A team of researchers at the Chinese Academy of Sciences have developed a technique that could increase the power conversion efficiency (PCE) of organic photovoltaic (OPV) solar cells to 17%.

The team achieved this new efficiency level after they were able to finely optimize the alkyl chains of the BTP-4Cl (a derivative of a well-known new-emerging non-fullerene electron acceptor (NFA), Y6) and synthesized a series of new NFAs BTP-4Cl-X (X = 8, 12 or 16). They applied the new NFAs in fabricating large-area coated OPV cells and achieved good results, says the study.

While OPV cells have previously yielded power conversion efficiency greater than 16%, they were made with a spin-coating method in laboratories and were not suitable for large-scale production. Because of the high spinning speed during the spin-coating process, wet films dried too fast, increasing the volatilization rate of the solvent.

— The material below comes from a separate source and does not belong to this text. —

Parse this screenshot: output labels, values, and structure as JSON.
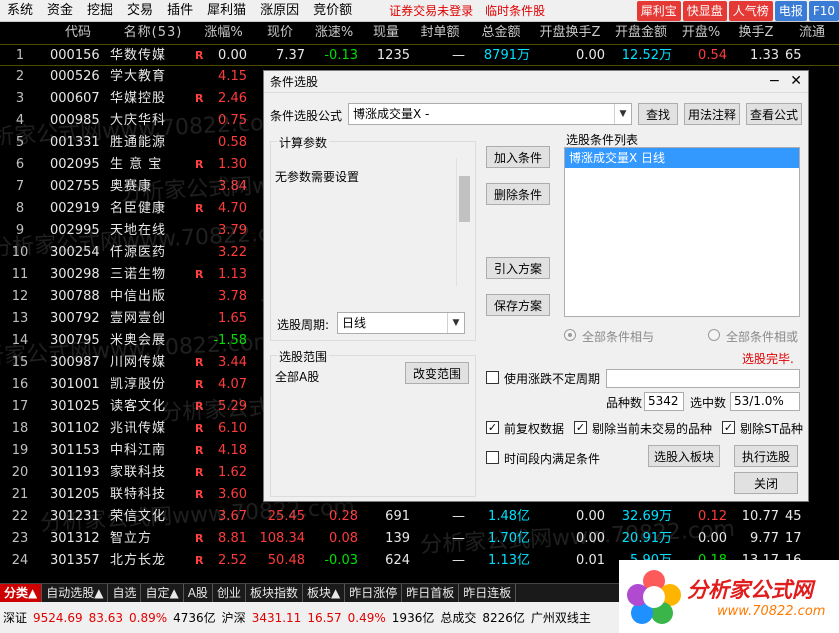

This would affect the efficiency of the cell, and attempting this through any other method would make it challenging to manufacture highly efficient OPV cells through large-area fabrication methods. However, thanks to the newly synthesized NFAs, they were able to mitigate efficiency losses and achieve a 17% efficiency rate.

This study has also demonstrated that the optimization of just the chemical structures of the photoactive materials also would greatly improve the large-scale production possibilities.

Recently, Panasonic Corporation announced that it achieved the world’s highest energy conversion efficiency of 16.09% for a perovskite solar module by developing a lightweight technology using a glass substrate and large-area coating method based on inkjet printing.

Previously, Mercom reported that JinkoSolar, a China-based solar module manufacturer, announced that it broke the world record for maximum conversion efficiency for its bifacial solar modules, hitting 22.49%. With this, the company says it has set a new industry standard for the efficiency of mass-produced solar cells.